The Hopkinton, Mass. storage giant expects total revenue to be about $1.25
billion, for a loss of 2 cents per share. This 3Q loss compares with a loss
of a penny per share in the second quarter of 2002.
While the firm claims it made progress in its cost reduction efforts, it
said the continued weak outlook in IT spending forced EMC to initiate the
layoffs, which will bring its total workforce to about 17,000 employees.
That head count is down from a peak of 24,500 early last year. It is not yet clear how many of the approximate 7,350 employees in Massachusetts will be affected in this round, the third major job cut for EMC since the beginning of last year.
In discussing the actions, EMC President and CEO Joe Tucci called the IT
spending environment “brutal.”
“In fact, it got even worse at the very end of the quarter,” Tucci said.

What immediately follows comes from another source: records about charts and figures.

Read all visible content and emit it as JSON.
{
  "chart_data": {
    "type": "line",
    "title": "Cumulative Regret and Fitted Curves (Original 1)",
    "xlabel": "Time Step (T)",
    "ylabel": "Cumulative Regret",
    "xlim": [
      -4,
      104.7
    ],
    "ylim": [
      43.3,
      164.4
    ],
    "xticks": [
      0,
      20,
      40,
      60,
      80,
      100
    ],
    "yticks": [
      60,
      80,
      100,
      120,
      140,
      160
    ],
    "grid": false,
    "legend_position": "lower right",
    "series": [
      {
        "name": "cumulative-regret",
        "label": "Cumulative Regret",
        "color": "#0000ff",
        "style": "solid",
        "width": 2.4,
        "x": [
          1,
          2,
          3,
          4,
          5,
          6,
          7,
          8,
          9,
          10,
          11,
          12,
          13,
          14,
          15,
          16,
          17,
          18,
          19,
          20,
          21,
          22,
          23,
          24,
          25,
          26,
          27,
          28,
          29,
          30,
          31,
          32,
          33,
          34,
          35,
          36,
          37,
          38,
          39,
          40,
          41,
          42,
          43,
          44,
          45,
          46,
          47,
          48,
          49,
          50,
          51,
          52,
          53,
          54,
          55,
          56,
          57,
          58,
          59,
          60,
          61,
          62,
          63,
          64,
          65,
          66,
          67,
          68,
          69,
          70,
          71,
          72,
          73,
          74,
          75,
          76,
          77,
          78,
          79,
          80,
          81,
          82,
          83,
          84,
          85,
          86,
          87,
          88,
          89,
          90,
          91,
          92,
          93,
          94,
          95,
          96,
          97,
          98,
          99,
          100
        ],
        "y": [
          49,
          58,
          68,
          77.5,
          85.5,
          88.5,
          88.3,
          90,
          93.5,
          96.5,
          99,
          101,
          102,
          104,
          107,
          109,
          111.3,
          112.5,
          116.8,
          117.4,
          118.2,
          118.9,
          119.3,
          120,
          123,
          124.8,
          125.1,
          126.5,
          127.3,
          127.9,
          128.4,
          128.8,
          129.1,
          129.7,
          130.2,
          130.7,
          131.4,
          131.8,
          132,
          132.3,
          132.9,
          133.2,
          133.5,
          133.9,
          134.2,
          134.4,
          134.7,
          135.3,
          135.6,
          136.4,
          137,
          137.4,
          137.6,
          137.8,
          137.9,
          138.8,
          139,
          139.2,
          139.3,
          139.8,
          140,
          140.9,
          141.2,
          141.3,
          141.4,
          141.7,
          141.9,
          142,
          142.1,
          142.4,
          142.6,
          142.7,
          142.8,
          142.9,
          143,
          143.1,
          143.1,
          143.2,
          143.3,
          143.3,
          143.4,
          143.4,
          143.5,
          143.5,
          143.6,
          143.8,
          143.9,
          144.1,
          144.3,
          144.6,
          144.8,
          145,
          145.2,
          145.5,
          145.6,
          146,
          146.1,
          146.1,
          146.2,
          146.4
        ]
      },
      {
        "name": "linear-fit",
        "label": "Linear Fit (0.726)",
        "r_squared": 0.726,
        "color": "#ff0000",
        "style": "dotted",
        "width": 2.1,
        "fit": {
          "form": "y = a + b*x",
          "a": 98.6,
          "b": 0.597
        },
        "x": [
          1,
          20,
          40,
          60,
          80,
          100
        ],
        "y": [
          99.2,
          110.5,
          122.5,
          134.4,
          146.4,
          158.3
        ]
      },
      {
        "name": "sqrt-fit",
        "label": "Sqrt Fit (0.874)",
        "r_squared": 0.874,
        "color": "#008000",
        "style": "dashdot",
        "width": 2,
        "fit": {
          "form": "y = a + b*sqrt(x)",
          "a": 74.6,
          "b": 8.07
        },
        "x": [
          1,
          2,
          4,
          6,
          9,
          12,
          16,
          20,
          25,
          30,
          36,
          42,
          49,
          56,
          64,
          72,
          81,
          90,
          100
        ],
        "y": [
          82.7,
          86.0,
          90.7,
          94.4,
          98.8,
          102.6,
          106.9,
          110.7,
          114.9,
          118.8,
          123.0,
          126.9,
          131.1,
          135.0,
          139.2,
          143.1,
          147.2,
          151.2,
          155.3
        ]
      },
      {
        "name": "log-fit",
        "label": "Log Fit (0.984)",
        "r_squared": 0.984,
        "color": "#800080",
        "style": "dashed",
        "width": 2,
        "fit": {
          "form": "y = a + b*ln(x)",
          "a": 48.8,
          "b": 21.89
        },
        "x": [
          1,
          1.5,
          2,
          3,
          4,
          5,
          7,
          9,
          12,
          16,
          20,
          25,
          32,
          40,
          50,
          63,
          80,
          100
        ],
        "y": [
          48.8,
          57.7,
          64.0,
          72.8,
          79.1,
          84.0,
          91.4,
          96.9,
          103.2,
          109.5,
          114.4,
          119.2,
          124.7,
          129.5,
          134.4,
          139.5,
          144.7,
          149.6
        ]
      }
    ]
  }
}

“Our third quarter was on track until late September. The harsh reality of
reduced budgets and the uncertainty of the economic and geopolitical climate
are weighing heavily on business confidence, causing key projects and the
corresponding IT spend to be delayed.”
EMC also said that its board of directors approved a buyback of an
additional 250 million shares, to be initiated after the release of the full
quarterly earnings on October 17, 2002.
EMC competes with the likes of Dell, HP, IBM and other systems
vendors in the data storage hardware and software markets. The firm has been
making headlines as of late, buying up storage software maker Prisa Networks
and upgrading its automated network storage software in recent weeks.
A Deutsche Bank research note said EMC can rely on its strengths in the rough and tumble business climate — a strong balance sheet, an installed base of more than 250,000 storage platforms and healthy cash flow.